By sending our submarine building industry to Japan, Tony Abbott is following in a rich conservative tradition begun by former PM Bob Menzies, writes Rodney E. Lever.
WHICH EVER WAY you look at the whole scenario of the Tony Abbott fiasco, there is still an inevitability about it because no leopard can change its spots.
There was a minor rebellion in the Liberal ranks – perhaps for the first time in their lives – but the major rebellion has been in voters' realisation that Abbott is nothing more than a dumb twat who wouldn't know what day it was if Peta Credlin wasn't there to tell him.
Those Liberal voters who watched in horror as their choice for prime minister finally revealed himself as an incompetent clown were just bit players in the whole exercise, but their response as the truth hit home is the real shock.

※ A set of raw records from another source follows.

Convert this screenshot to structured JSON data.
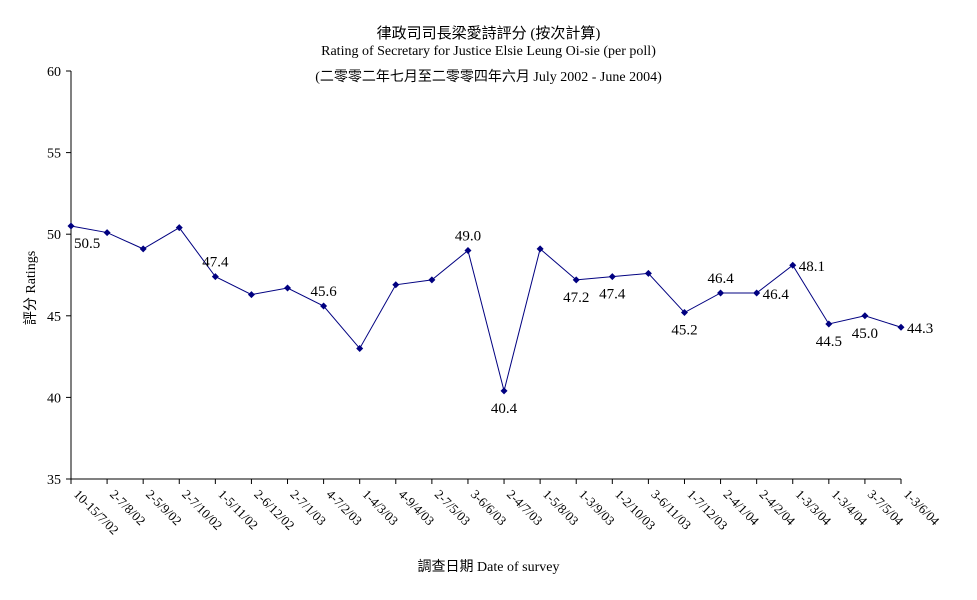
{
  "chart_data": {
    "type": "line",
    "title": "律政司司長梁愛詩評分 (按次計算)",
    "subtitle": "Rating of Secretary for Justice Elsie Leung Oi-sie  (per poll)",
    "subtitle2": "(二零零二年七月至二零零四年六月 July 2002 - June 2004)",
    "xlabel": "調查日期 Date of survey",
    "ylabel": "評分 Ratings",
    "ylim": [
      35,
      60
    ],
    "yticks": [
      35,
      40,
      45,
      50,
      55,
      60
    ],
    "grid": false,
    "line_color": "#000080",
    "categories": [
      "10-15/7/02",
      "2-7/8/02",
      "2-5/9/02",
      "2-7/10/02",
      "1-5/11/02",
      "2-6/12/02",
      "2-7/1/03",
      "4-7/2/03",
      "1-4/3/03",
      "4-9/4/03",
      "2-7/5/03",
      "3-6/6/03",
      "2-4/7/03",
      "1-5/8/03",
      "1-3/9/03",
      "1-2/10/03",
      "3-6/11/03",
      "1-7/12/03",
      "2-4/1/04",
      "2-4/2/04",
      "1-3/3/04",
      "1-3/4/04",
      "3-7/5/04",
      "1-3/6/04"
    ],
    "values": [
      50.5,
      50.1,
      49.1,
      50.4,
      47.4,
      46.3,
      46.7,
      45.6,
      43.0,
      46.9,
      47.2,
      49.0,
      40.4,
      49.1,
      47.2,
      47.4,
      47.6,
      45.2,
      46.4,
      46.4,
      48.1,
      44.5,
      45.0,
      44.3
    ],
    "data_labels": [
      {
        "index": 0,
        "text": "50.5",
        "pos": "below"
      },
      {
        "index": 4,
        "text": "47.4",
        "pos": "above"
      },
      {
        "index": 7,
        "text": "45.6",
        "pos": "above"
      },
      {
        "index": 11,
        "text": "49.0",
        "pos": "above"
      },
      {
        "index": 12,
        "text": "40.4",
        "pos": "below"
      },
      {
        "index": 14,
        "text": "47.2",
        "pos": "below"
      },
      {
        "index": 15,
        "text": "47.4",
        "pos": "below"
      },
      {
        "index": 17,
        "text": "45.2",
        "pos": "below"
      },
      {
        "index": 18,
        "text": "46.4",
        "pos": "above"
      },
      {
        "index": 19,
        "text": "46.4",
        "pos": "right"
      },
      {
        "index": 20,
        "text": "48.1",
        "pos": "right"
      },
      {
        "index": 21,
        "text": "44.5",
        "pos": "below"
      },
      {
        "index": 22,
        "text": "45.0",
        "pos": "below"
      },
      {
        "index": 23,
        "text": "44.3",
        "pos": "right"
      }
    ]
  }
}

Liberal voters tend to be people from families who have always voted Liberal, following the habits of their past generations. They don't often pay too much attention to politics, are quite well off and see the working class as ... well ... the working class, wouldn't you know? After all, they are Labor Party people [sniff].
Liberals are not easily shifted from their basic beliefs that old Bob Menzies was a good fellow and not the kind of man who would turn the top half of our country over to the Japanese if they would allow him to keep the bottom half.
"Pig iron Bob" the Labor party called him because he was selling scrap metal to the Japanese so they could build terrifying weapons for the war they knew was coming.
Now we have Submarine Tony.
From the Labor side, Bill Shorten made the best speech he has ever made and not a word of it came from notes. As an "off the cuff" it was brilliant and he would have gone on longer if Bronwyn had not crudely told him he had to stop because he had "run out of time."
She had the power to allow him to continue for a few minutes more. Imagine if Winston Churchill or Adolf Hitler had been told to shut up!
Abbott is furiously peddling his road bike straight to the slaughter house.
Macklin also wrote that the Rudd-Gillard battles were at least insider revolts at a time when the Labor Party was going through another of their own internecine squabbles, nothing like the 'rebellion of the people' that Abbott was facing.